Les archives des commentaires poétiques de Mohamed Salah Ben Amor : 2- Les poèmes d’Alain Minod : 2-10 : Au déshabillé de l’ombre

Alain Minod

 

Bonne sous l’ataraxie du silence :

La plèvre d’où émane la respiration chuchotante

Laisse tracer le sang d’une parole

Attachée à un cœur

Âme pulsant son cours

Au déshabillé de l’ombre

Elle brille sur tes lèvres –

Soulignée par

Un sourire

Deviné

Tropismes fléchés dans ta chair

Comme fleurs s’épanouissant –

Tu accueilles le flambant neuf

De la caresse

Ogive pointée de ton regard

Sur la pauvre étoile

Qui tangue dans

Mes doigts

Toi – remuant mon horizontal lointain

Sur le terre-plein qui traverse

Ta tendresse

L’exil mâché par tes mots

Qui s’étirent en

Dansant –

Lance la surprise verticale

De l’instant

Qui expose ton corps

Au plus hâlé des

Désirs pour

Le bateau libre de

Tout horizon

Pendant que s’épuise

Le mystère de

Ton nom

Au creux ferré

De tes amours –

Qui attrape les cordes et l’ancre

Pour aller lâcher des

Feux d’artifice

Vers le large ?

Au plus happé de ton lointain

Ils résonnent avec

Ta parole

Que tu traces comme l’écume

Sous ton vent de

Sable

On la retrouve :

L’inattendue faisant brûler

Le chiffon du désespoir

Et couvrant de soie

Les grandes épaules

D’Eole qui véhicule

La promesse

Pour

Les plus égarées

Les plus fictives

Rencontres

Fixées

Sans autre orientation

Que le lit d’un

Fleuve à son

Embouchure

Fleuve d’amour

Que drainent tes mots devenus

Compatibles avec

Le désert urbain

Où se perdent

Les solitudes

 

Soucieux, comme à son accoutumée, d’atteindre dans sa poésie le plus haut degré possible de poéticité, notre poète a déployé, comme nous le constatons clairement, un effort considérable pour purifier sa langue des sens lexicaux dénotatifs .Et le meilleur moyen pour y arriver est, comme il l’a fait, de vivre pleinement l’instant poétique , en enrayant complètement l’outil de penser et donnant libre cours à ses compétences siégeant dans l’hémisphère droit du cerveau ( imagination, perception , attention, intuition, affectivité …) .Dès lors, le poète se libère des contraintes qu’exerce sur lui la réflexion logique et n’a, par conséquent, que glaner les trésors sémantiques que lui offre son monde intérieur, en passant du réel plat et insipide à l’imaginaire, le règne, par excellence, du merveilleux et du fantastique qu’il exprime sous formes de métaphores inédites, de fantasmes bizarres , de sensations étranges , de visions abracadabrantes…Et le tout se déverse en des flots bouillonnants, du début du poème jusqu’à sa fin .Cet état que l’homme contemporain commun assimile à une forme de folie est, en revanche, fort recherché par le poète parce qu’il lui procure les expressions et les images originales dont il a besoin pour fuir la réalité . Formellement, ce poème a été conçu sous forme d’un discours noué soit entre un locuteur et soi-même donc un monologue, soit adressé de lui à un ou une allocutaire.

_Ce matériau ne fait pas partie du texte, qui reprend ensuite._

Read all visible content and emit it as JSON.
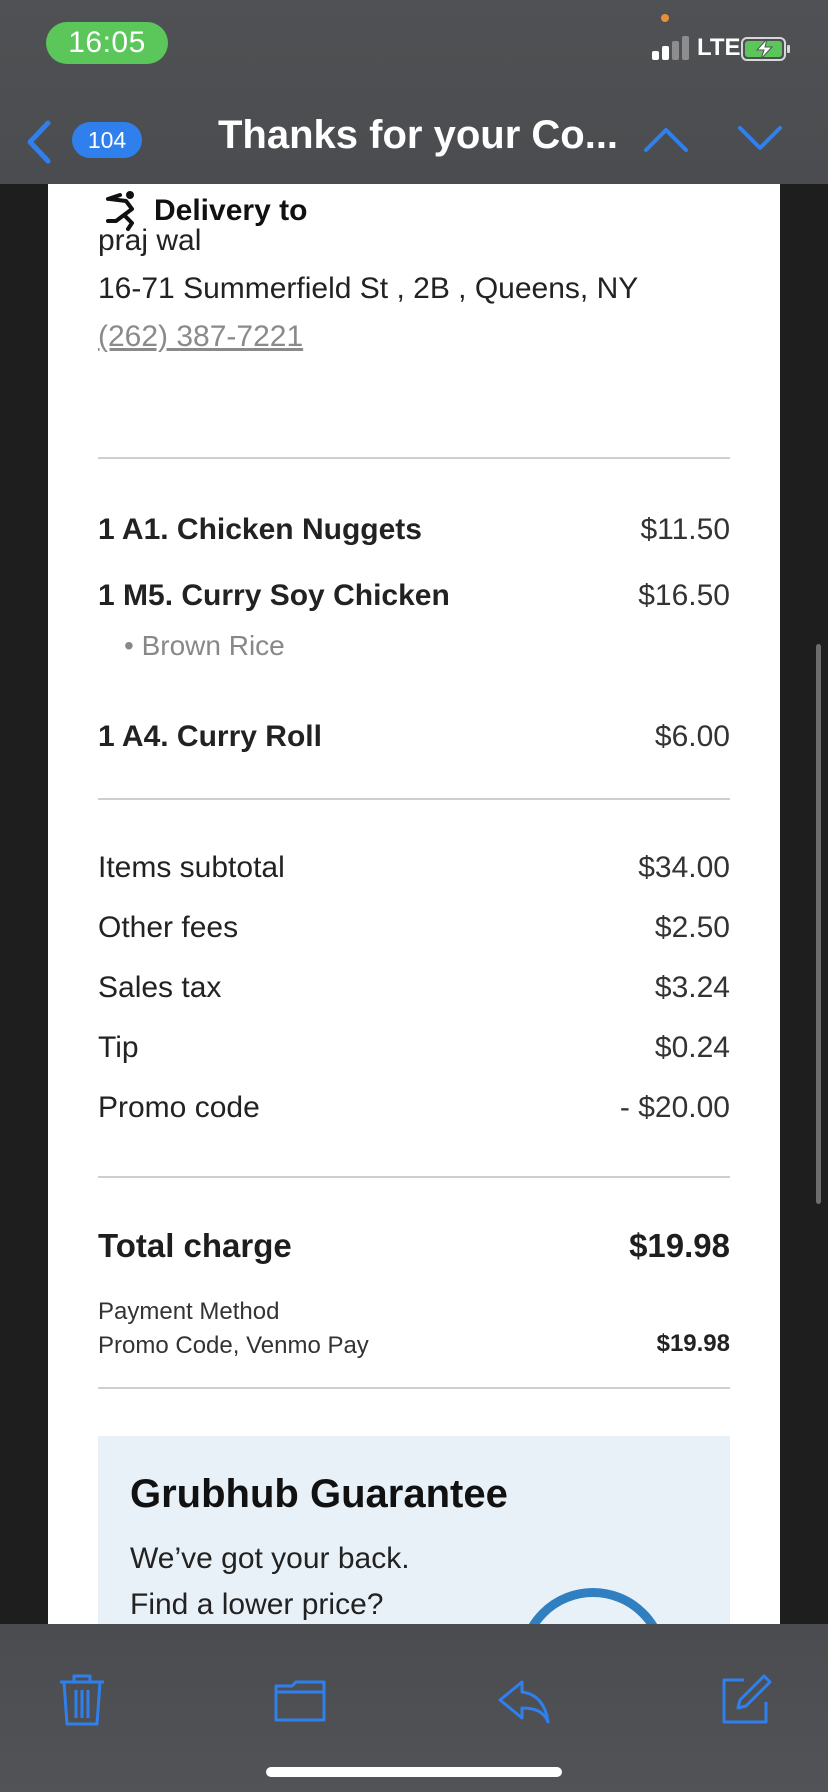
{
  "status_bar": {
    "time": "16:05",
    "network": "LTE",
    "icons": [
      "signal-icon",
      "battery-charging-icon"
    ]
  },
  "nav": {
    "back_icon": "chevron-left-icon",
    "unread_count": "104",
    "subject": "Thanks for your Co...",
    "prev_icon": "chevron-up-icon",
    "next_icon": "chevron-down-icon"
  },
  "delivery": {
    "heading": "Delivery to",
    "name": "praj wal",
    "address": "16-71 Summerfield St , 2B , Queens, NY",
    "phone": "(262) 387-7221"
  },
  "items": [
    {
      "name": "1 A1. Chicken Nuggets",
      "price": "$11.50"
    },
    {
      "name": "1 M5. Curry Soy Chicken",
      "price": "$16.50",
      "modifier": "• Brown Rice"
    },
    {
      "name": "1 A4. Curry Roll",
      "price": "$6.00"
    }
  ],
  "fees": [
    {
      "label": "Items subtotal",
      "amount": "$34.00"
    },
    {
      "label": "Other fees",
      "amount": "$2.50"
    },
    {
      "label": "Sales tax",
      "amount": "$3.24"
    },
    {
      "label": "Tip",
      "amount": "$0.24"
    },
    {
      "label": "Promo code",
      "amount": "- $20.00"
    }
  ],
  "total": {
    "label": "Total charge",
    "amount": "$19.98"
  },
  "payment": {
    "label": "Payment Method",
    "method": "Promo Code, Venmo Pay",
    "amount": "$19.98"
  },
  "guarantee": {
    "title": "Grubhub Guarantee",
    "line1": "We’ve got your back.",
    "line2": "Find a lower price?"
  },
  "toolbar": {
    "icons": [
      "trash-icon",
      "folder-icon",
      "reply-icon",
      "compose-icon"
    ]
  },
  "colors": {
    "accent": "#2f80ed",
    "status_green": "#5bc75a",
    "header_bg": "#4f5154",
    "guarantee_bg": "#e8f1f8"
  }
}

Quant au contenu sémantique, il nous est éclairé par les trois derniers vers (le désert urbain où se perdent les solitudes)qui renvoient à l’état d’isolement et de marginalisation psychologiques dont souffre l’intellectuel dans l’espace urbain qui a passé de « la ville-monde » à une ville inhumaine ou plus précisément « une ville-monstre » où la sérénité , la sécurité et l’ataraxie ont cédé la place à l’angoisse, l’anxiété et l’inquiétude .Un poème finement ciselé dans lequel les inventions linguistiques déroutantes s’accordent harmonieusement avec le message profond véhiculé.